What happens now if you change the threshold cut-off for your algorithm's classification to 0.4? What if you raise it to 0.6? How do accuracy, fp, fn, tp, and tn change?

In [63]:
# With cutoff as 0.4, The accuracy dips.
def performance_of_algorithm(X, y):
    for i in range(0, len(X)):
        if X.algorithm[i] >= 0.4:
            labels["algorithm_prediction"][i] = "cancer" # creating labels
        else:
            labels["algorithm_prediction"][i] = "benign"
    
    algorithm_accuracy = sum(y == X.algorithm_prediction)/len(labels) # assessing accuracy
    print(algorithm_accuracy) 
    
    print(confusion_matrix(y.values, X.algorithm_prediction.values, labels = ["cancer", "benign"])) # confusion matrix


performance_of_algorithm(labels, labels.perfect_labeler)

0.8590604026845637
[[ 25   4]
 [ 17 103]]


In [64]:
# With cutoff as 0.6, The accuracy increases.
def performance_of_algorithm(X, y):
    for i in range(0, len(X)):
        if X.algorithm[i] >= 0.6:
            labels["algorithm_prediction"][i] = "cancer" # creating labels
        else:
            labels["algorithm_prediction"][i] = "benign"
    
    algorithm_accuracy = sum(y == X.algorithm_prediction)/len(labels) # assessing accuracy
    print(algorithm_accuracy) 
    
    print(confusion_matrix(y.values, X.algorithm_prediction.values, labels = ["cancer", "benign"])) # confusion matrix


performance_of_algorithm(labels, labels.perfect_labeler)

0.9060402684563759
[[ 20   9]
 [  5 115]]


### Finally, let's compare our algorithm to the radiologist
* A "perfect labeler" might not exist in the real world, and in fact, if often does not
* In AI for medical imaging, using a radiologist's labels as our "true" label is often the standard of practice, and algorithm performance is judged in both an academic setting as well as in the regulated industry landscape based on performance against an expert human

* Repeat the steps above using a set threshold for your algorithm (again, 0.5 is perfectly reasonable) but now computing accuracy, tp, tn, fp, fn against the radiologist. 

In [89]:
# With cutoff as 0.55, The accuracy increases.
def performance_of_algorithm(X, y):
    for i in range(0, len(X)):
        if X.algorithm[i] >= 0.55:
            labels["algorithm_prediction"][i] = "cancer" # creating labels
        else:
            labels["algorithm_prediction"][i] = "benign"
    
    algorithm_accuracy = sum(y == X.algorithm_prediction)/len(labels) # assessing accuracy
    print("Accuracy of the algorithm against the radiologist's labels = ", algorithm_accuracy) 
    
    c_matrix = confusion_matrix(y.values, X.algorithm_prediction.values, labels = ["cancer", "benign"])
    print("\nThe confusion matrix : \n", c_matrix) # confusion matrix
    
    tp = c_matrix[0][0]
    print("\nTrue Positive = ", tp)
    
    tn = c_matrix[1][1]
    print("\nTrue Negative = ", tn)
    
    fp = c_matrix[1][0]
    print("\nFalse Positive = ", tp)
    
    fn = c_matrix[0][1]
    print("\nFalse Negative = ", tp)
    
performance_of_algorithm(labels, labels.radiologist)

Accuracy of the algorithm against the radiologist's labels =  0.8791946308724832

The confusion matrix : 
 [[ 23  13]
 [  5 108]]

True Positive =  23

True Negative =  108

False Positive =  23

False Negative =  23


## Reflection: 
* In the above exercise you assess performances of a human as well as of an algorithm against a 'perfect labeler' and also against each other. 
* Does accuracy seem like the appropriate statistic to use when evaluating these labels?

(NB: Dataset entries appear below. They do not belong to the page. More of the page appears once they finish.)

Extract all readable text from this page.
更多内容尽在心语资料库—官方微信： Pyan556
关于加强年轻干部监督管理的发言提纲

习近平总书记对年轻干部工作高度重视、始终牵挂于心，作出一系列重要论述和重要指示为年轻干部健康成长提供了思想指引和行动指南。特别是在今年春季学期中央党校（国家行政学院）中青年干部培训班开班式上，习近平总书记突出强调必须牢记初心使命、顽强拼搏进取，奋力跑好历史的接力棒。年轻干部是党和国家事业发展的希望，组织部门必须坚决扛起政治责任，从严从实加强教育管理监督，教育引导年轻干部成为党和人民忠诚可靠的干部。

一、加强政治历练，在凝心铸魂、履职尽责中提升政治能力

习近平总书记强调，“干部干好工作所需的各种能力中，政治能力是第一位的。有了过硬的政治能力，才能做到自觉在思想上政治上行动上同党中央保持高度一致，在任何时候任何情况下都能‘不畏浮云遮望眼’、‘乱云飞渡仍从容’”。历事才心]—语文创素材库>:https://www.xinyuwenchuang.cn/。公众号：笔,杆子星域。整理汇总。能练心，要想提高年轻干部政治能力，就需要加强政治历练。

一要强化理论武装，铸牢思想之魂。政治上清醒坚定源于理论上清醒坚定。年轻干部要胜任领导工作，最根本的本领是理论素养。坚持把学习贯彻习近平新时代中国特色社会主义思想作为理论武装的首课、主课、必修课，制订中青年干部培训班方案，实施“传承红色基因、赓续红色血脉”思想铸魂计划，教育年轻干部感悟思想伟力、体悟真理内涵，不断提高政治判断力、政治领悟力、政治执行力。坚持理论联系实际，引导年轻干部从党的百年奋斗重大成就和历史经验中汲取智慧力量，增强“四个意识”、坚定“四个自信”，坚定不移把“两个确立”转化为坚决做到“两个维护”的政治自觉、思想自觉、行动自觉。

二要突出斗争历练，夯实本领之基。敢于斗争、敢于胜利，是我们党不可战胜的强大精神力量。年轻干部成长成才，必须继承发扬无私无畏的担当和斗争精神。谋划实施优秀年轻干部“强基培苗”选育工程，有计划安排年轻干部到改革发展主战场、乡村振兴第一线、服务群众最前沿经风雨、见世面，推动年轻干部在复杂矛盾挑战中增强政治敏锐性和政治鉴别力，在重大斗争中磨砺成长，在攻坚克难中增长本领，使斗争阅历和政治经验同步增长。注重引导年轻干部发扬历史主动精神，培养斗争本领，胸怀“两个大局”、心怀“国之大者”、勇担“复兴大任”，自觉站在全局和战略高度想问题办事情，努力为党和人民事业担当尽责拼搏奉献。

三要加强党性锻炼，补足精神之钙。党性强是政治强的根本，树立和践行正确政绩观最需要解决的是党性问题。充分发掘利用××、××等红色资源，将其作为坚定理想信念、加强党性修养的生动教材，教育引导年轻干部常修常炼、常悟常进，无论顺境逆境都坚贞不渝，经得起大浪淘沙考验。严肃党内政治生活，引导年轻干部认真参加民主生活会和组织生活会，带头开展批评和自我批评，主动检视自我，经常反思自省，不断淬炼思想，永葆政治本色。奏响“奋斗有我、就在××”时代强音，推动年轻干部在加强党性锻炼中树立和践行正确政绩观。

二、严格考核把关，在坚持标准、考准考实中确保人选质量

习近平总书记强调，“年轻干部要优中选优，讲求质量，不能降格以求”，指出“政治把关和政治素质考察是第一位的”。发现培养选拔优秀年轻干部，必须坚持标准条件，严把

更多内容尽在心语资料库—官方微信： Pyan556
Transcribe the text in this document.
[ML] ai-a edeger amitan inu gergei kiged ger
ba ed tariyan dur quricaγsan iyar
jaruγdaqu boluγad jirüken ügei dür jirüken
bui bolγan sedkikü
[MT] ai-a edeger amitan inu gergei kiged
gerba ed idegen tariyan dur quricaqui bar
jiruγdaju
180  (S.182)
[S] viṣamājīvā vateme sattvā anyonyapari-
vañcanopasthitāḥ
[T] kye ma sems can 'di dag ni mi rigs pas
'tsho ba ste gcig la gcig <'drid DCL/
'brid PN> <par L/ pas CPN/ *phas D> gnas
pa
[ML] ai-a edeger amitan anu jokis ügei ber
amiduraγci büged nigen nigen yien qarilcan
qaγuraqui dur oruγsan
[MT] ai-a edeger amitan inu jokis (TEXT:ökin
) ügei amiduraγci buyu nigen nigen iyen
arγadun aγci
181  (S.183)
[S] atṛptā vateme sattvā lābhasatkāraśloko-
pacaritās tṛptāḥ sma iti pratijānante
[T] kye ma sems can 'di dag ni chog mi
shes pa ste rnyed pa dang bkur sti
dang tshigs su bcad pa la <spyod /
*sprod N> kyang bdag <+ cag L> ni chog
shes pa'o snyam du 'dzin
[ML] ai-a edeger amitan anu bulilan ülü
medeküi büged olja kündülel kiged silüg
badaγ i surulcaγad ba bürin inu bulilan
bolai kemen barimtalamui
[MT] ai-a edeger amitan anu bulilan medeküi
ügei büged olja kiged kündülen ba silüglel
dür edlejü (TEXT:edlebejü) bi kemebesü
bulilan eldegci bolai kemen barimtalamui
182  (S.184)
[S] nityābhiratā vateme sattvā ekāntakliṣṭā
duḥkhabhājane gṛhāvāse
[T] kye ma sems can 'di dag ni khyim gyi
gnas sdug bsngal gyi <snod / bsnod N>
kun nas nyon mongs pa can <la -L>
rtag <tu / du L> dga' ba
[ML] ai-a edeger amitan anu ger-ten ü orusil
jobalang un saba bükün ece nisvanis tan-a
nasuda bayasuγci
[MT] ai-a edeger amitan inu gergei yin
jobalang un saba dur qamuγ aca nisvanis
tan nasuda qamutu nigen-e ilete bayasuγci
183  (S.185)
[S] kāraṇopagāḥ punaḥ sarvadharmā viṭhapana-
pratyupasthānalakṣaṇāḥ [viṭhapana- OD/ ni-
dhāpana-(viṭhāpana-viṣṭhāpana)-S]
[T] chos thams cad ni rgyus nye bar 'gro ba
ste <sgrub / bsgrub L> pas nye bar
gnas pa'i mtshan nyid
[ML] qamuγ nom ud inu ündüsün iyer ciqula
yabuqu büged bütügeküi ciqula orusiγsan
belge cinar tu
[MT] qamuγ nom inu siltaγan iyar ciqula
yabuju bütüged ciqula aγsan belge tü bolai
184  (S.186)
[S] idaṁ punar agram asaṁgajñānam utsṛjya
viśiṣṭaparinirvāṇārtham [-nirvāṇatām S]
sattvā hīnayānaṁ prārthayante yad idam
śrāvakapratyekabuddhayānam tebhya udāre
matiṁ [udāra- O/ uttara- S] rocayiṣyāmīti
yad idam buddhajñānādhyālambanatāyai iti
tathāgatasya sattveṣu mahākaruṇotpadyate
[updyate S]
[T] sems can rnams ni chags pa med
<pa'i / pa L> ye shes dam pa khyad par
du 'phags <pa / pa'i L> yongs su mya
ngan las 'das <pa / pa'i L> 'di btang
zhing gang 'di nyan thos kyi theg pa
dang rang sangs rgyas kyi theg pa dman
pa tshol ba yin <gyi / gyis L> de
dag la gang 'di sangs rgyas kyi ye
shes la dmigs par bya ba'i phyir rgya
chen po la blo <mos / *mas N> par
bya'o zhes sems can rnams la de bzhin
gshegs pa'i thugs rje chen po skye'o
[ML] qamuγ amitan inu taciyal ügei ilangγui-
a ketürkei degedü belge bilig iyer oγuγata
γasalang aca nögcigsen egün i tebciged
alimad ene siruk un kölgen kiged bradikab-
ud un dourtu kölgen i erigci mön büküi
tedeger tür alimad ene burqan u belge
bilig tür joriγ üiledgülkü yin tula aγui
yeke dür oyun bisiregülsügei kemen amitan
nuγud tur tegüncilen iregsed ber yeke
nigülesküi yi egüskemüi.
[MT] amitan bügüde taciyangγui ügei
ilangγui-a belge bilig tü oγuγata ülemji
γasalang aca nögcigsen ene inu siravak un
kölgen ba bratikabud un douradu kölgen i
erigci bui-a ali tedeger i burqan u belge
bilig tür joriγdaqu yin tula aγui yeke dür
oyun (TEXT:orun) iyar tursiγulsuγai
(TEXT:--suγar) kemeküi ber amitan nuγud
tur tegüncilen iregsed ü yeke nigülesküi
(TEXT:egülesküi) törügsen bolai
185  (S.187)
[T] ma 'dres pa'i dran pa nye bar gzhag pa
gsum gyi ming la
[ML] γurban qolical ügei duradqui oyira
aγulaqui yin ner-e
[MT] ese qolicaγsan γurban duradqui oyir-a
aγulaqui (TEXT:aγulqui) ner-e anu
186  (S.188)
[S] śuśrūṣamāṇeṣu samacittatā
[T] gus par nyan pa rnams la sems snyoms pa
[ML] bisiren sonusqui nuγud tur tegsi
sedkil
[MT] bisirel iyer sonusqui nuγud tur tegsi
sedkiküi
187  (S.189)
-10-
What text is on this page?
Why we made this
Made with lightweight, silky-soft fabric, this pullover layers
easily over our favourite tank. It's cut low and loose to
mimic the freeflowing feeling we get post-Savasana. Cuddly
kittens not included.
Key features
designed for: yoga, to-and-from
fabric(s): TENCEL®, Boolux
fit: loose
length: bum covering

Why or why not? 
* In what clinical settings does it seem more or less acceptable to have a high level of FNs? FPs? 
* How did changing the threshold on the algorithm performance change the different performance statistics? 
* How did your opinion of the algorithm's performance change when you started comparing it to a radiologist instead of the perfect labeler? What does this mean for a real-world scenario when a perfect labeler doesn't exist, and we only have a radiologist's read to base our performance on?